Sleep-related memories that inspired change
Sandra Dodd, and others
A mom shared this memory:
In March, 2011, Holly Dodd (19) attended a six-hour workshop called Women and Creativity, on movement, emotion, memory and storytelling. She came back with a piece of writing. I have scanned the beginning and transcribed the rest.|
I am sitting comfortably with a convenient, safe place to rest my face. Safe. On my father's lap. I can feel the heat from a fire. I can hear voices—I can recognize many of them. I hear singing. I feel singing. The vibrations of my dad's baritone voice through his wool clothing. His breath. Also the feeling of my face held against his medium-length beard, and half on the wool he wears. Sounds and odor of the campfire. The same as any before and many since. My mother's nearby laugh. Relating sparks from our fire to stars in the night sky. Being old enough to get jokes cracked between songs. Knowing it is not only ok, but expected of me, to fall asleep. Right here where I already am. My dad will tuck me in when he is done holding me, and it will hardly be my business.
When I was 15, I woke up in the middle of the night with an excruciating pain in
my tummy. It was *agony*... and I lay in bed, in excruciating pain, crying
softly so I wouldn't be heard, for close to two hours, waiting for my mom to
wake up so I could tell her. I finally got brave and went *into her room* which we
had been trained NEVER to do, and woke her up, which we had been trained NEVER
to do, to tell her my stomach felt like there were knives going into it.

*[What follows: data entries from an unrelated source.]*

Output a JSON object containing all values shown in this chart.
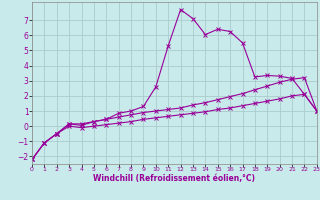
{
  "xlabel": "Windchill (Refroidissement éolien,°C)",
  "bg_color": "#c8eaea",
  "grid_color": "#aacccc",
  "line_color": "#990099",
  "xlim": [
    0,
    23
  ],
  "ylim": [
    -2.5,
    8.2
  ],
  "xticks": [
    0,
    1,
    2,
    3,
    4,
    5,
    6,
    7,
    8,
    9,
    10,
    11,
    12,
    13,
    14,
    15,
    16,
    17,
    18,
    19,
    20,
    21,
    22,
    23
  ],
  "yticks": [
    -2,
    -1,
    0,
    1,
    2,
    3,
    4,
    5,
    6,
    7
  ],
  "series1_x": [
    0,
    1,
    2,
    3,
    4,
    5,
    6,
    7,
    8,
    9,
    10,
    11,
    12,
    13,
    14,
    15,
    16,
    17,
    18,
    19,
    20,
    21,
    22,
    23
  ],
  "series1_y": [
    -2.2,
    -1.1,
    -0.5,
    0.15,
    0.05,
    0.3,
    0.45,
    0.85,
    1.0,
    1.3,
    2.6,
    5.3,
    7.7,
    7.1,
    6.05,
    6.4,
    6.25,
    5.5,
    3.25,
    3.35,
    3.3,
    3.15,
    2.1,
    1.0
  ],
  "series2_x": [
    0,
    1,
    2,
    3,
    4,
    5,
    6,
    7,
    8,
    9,
    10,
    11,
    12,
    13,
    14,
    15,
    16,
    17,
    18,
    19,
    20,
    21,
    22,
    23
  ],
  "series2_y": [
    -2.2,
    -1.1,
    -0.5,
    0.15,
    0.15,
    0.3,
    0.45,
    0.6,
    0.75,
    0.9,
    1.0,
    1.1,
    1.2,
    1.4,
    1.55,
    1.75,
    1.95,
    2.15,
    2.4,
    2.65,
    2.9,
    3.1,
    3.2,
    1.0
  ],
  "series3_x": [
    0,
    1,
    2,
    3,
    4,
    5,
    6,
    7,
    8,
    9,
    10,
    11,
    12,
    13,
    14,
    15,
    16,
    17,
    18,
    19,
    20,
    21,
    22,
    23
  ],
  "series3_y": [
    -2.2,
    -1.1,
    -0.5,
    0.0,
    -0.1,
    0.0,
    0.1,
    0.2,
    0.3,
    0.45,
    0.55,
    0.65,
    0.75,
    0.85,
    0.95,
    1.1,
    1.2,
    1.35,
    1.5,
    1.65,
    1.8,
    2.0,
    2.1,
    1.0
  ],
  "xlabel_fontsize": 5.5,
  "tick_fontsize_x": 4.5,
  "tick_fontsize_y": 5.5,
  "linewidth": 0.8,
  "markersize": 2.5,
  "markeredgewidth": 0.7
}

That reminded me of a night when I was about that age:
Her boyfriend cussed at me for waking him (until he saw I was in pain), and she
rolled her eyes at me. She actually said, "This better be good."
I had an ovarian cyst.
Once when I was fourteen or fifteen I had a REALLY terrible
nightmare. My room was dark. Windowless. It was a half-basement
canning room with one un-plastered adobe wall with selves on it, a
concrete floor, and the stairs up to the kitchen were really just two
big stairs. But it was so dark at night that I couldn't see any more
with my eyes open than with them closed. And usually I really liked
it. But this night, no.
Dola responded in quite a different vein, and that's also now on the co-sleeping page, here:
My parents slept in what would have been the dining room, if we hadn't
had six people in a two-bedroom house. I woke my mom up and said I
had had a bad dream. She said okay, sorry, go back to bed. I asked
if I could sleep on the couch, which was across in the living room,
same big room, in a way, and I could have seen them.

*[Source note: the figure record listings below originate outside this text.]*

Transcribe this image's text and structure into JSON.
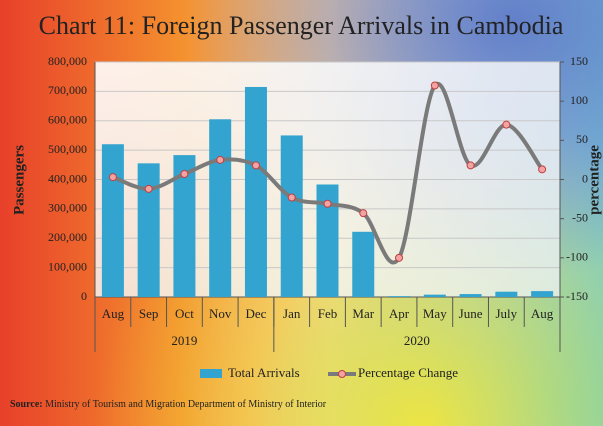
{
  "chart_data": {
    "type": "bar-line",
    "title": "Chart 11: Foreign Passenger Arrivals in Cambodia",
    "ylabel": "Passengers",
    "y2label": "percentage",
    "groups": [
      {
        "name": "2019",
        "categories": [
          "Aug",
          "Sep",
          "Oct",
          "Nov",
          "Dec"
        ]
      },
      {
        "name": "2020",
        "categories": [
          "Jan",
          "Feb",
          "Mar",
          "Apr",
          "May",
          "June",
          "July",
          "Aug"
        ]
      }
    ],
    "series": [
      {
        "name": "Total Arrivals",
        "type": "bar",
        "color": "#33a3cf",
        "values": [
          520000,
          455000,
          483000,
          605000,
          715000,
          550000,
          383000,
          222000,
          3000,
          8000,
          10000,
          18000,
          20000
        ]
      },
      {
        "name": "Percentage Change",
        "type": "line",
        "axis": "y2",
        "color": "#7a7a7a",
        "marker_color": "#f3a3a3",
        "values": [
          3,
          -12,
          7,
          25,
          18,
          -23,
          -31,
          -43,
          -100,
          120,
          18,
          70,
          13
        ]
      }
    ],
    "ylim": [
      0,
      800000
    ],
    "yticks": [
      0,
      {
        "value": 100000,
        "label": "100,000"
      },
      {
        "value": 200000,
        "label": "200,000"
      },
      {
        "value": 300000,
        "label": "300,000"
      },
      {
        "value": 400000,
        "label": "400,000"
      },
      {
        "value": 500000,
        "label": "500,000"
      },
      {
        "value": 600000,
        "label": "600,000"
      },
      {
        "value": 700000,
        "label": "700,000"
      },
      {
        "value": 800000,
        "label": "800,000"
      }
    ],
    "y2lim": [
      -150,
      150
    ],
    "y2ticks": [
      -150,
      -100,
      -50,
      0,
      50,
      100,
      150
    ],
    "grid": true,
    "legend": "bottom",
    "source_label": "Source:",
    "source": "Ministry of Tourism and Migration Department of Ministry of Interior"
  }
}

If she had said yes, that would have been the first time I had slept
near my parents that I could remember, ever. Even when we camped, the
kids were separate from the adults.
She said no, go back to bed.
Reading the mails on this thread about the memories of not being comforted
at night, fills my heart with sadness. I like to simply add here that, if
some of you on this list are making a change in not allowing this to happen
to your kids, it is great.
In India the children are used to sleeping in the same bed or room with
parents or grand moms. I specially love the warmth of my children's bodies
next to mine and their smell. The most enjoyable is the time we spent
giggling, sharing our feelings, and planning what we are going to do next
morning. And all this is done at sleep time in bed.
As for me, I still have fond memories of snuggling up to my grand mom (my
mother's mom). She was this huge and fat lady, with lots of soft flesh and
it felt like sleeping on the softest bed in the world. Since she spent most
her time in the kitchen, she smelt of rich Indian spices. Her clothes where
soft and white cotton (all widows wore this fabric during her time). I smile
every time I remember that.
And I hope my children also grow up with similar fond memories of bed time
and night time.
In response to Even when we camped, the kids were separate from the adults, "Almadoing" wrote:
This reminds me of how we got back to co sleeping when we discovered unschooling
(when my sons were about 5 and 3). We were living in a house that was on the
market, at the dramatic start of the housing slump, and so I didn't dare
implement co-sleeping straightaway (needing to present a master and second
bedroom to potential buyers). But near to moving time I asked the kids if, when
we got to the new house, they wanted us to all sleep in together "as if we were
camping". They LOVED the idea and we still sleep that way 2 1/2 years on.